Cross-Cultural Differences in Knee Functional Status Outcomes in a Polyglot Society Represented True Disparities Not Biased by Differential Item Functioning
Author(s) -
Daniel Deutscher,
Dennis L. Hart,
Paul K. Crane,
Ruth Dickstein
Publication year - 2010
Publication title -
physical therapy
Language(s) - English
Resource type - Journals
SCImago Journal Rank - 0.998
H-Index - 150
eISSN - 1538-6724
pISSN - 0031-9023
DOI - 10.2522/ptj.20100107
Subject(s) - differential item functioning , medicine , physical therapy , demography , intraclass correlation , item response theory , clinical psychology , psychometrics , sociology
Background Comparative effectiveness research across cultures requires unbiased measures that accurately detect clinical differences between patient groups.
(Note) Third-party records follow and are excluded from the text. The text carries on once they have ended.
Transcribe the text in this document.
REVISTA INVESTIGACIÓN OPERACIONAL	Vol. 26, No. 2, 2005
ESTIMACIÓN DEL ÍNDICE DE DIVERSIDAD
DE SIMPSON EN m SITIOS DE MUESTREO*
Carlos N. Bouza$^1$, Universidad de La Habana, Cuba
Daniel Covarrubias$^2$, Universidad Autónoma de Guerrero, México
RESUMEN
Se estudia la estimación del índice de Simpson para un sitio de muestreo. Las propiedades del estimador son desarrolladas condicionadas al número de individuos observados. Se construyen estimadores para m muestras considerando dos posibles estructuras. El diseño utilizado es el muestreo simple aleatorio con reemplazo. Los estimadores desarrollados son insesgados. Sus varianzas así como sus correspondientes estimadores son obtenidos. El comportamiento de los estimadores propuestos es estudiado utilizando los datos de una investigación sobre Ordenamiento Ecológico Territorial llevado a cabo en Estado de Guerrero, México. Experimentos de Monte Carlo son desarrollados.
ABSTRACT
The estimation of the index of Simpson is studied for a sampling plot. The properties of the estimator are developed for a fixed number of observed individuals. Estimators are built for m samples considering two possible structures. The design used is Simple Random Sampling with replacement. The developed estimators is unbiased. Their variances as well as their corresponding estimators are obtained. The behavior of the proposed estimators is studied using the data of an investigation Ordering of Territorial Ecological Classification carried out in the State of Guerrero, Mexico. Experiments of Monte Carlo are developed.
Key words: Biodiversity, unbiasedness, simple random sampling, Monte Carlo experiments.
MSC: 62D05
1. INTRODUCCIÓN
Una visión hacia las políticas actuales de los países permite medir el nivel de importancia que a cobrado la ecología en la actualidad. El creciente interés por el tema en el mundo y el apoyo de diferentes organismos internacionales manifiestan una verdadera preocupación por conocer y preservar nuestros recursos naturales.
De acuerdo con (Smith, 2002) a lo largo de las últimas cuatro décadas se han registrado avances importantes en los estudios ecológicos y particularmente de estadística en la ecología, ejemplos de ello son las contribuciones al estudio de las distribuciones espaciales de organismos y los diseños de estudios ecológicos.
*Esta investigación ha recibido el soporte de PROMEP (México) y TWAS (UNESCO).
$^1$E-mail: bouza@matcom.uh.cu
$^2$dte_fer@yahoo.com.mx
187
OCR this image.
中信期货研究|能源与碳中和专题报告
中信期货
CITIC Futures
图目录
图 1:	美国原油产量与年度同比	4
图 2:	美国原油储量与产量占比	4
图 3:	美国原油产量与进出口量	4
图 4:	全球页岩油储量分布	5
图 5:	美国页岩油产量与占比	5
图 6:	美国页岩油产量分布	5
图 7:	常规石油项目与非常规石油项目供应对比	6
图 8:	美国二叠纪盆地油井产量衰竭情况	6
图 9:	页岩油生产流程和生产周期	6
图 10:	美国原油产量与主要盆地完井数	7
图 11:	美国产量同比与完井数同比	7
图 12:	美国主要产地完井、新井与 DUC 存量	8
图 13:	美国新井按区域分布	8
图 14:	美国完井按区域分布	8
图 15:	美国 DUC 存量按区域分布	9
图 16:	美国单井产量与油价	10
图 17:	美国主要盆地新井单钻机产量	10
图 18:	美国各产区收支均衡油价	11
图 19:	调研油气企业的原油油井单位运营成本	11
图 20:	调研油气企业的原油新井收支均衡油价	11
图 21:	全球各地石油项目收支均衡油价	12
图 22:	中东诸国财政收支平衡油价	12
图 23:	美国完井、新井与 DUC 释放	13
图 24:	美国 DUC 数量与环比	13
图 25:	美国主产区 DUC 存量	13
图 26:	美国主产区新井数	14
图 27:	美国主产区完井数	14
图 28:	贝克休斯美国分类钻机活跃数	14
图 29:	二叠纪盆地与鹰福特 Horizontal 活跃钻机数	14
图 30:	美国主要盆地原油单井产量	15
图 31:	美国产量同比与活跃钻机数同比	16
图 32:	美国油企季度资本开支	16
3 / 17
Objective The purpose of this study was to assess the presence and impact of differential item functioning (DIF) in knee functional status (FS) items administered using computerized adaptive testing (CAT) as a possible cause for observed differences in outcomes between 2 cultural patient groups in a polyglot society. Design This study was a secondary analysis of prospectively collected data. Methods We evaluated data from 9,134 patients with knee impairments from outpatient physical therapy clinics in Israel. Items were analyzed for DIF related to sex, age, symptom acuity, surgical history, exercise history, and language used to complete the functional survey (Hebrew versus Russian). Results Several items exhibited DIF, but unadjusted FS estimates and FS estimates that accounted for DIF were essentially equal (intraclass correlation coefficient [2,1]>.999). No individual patient had a difference between unadjusted and adjusted FS estimates as large as the median standard error of the unadjusted estimates. Differences between groups defined by any of the covariates considered were essentially unchanged when using adjusted instead of unadjusted FS estimates. The greatest group-level impact was <0.3% of 1 standard deviation of the unadjusted FS estimates. Limitations Complete data where patients answered all items in the scale would have been preferred for DIF analysis, but only CAT data were available. Conclusions Differences in FS outcomes between groups of patients with knee impairments who answered the knee CAT in Hebrew or Russian in Israel most likely reflected true differences that may reflect societal disparities in this health outcome.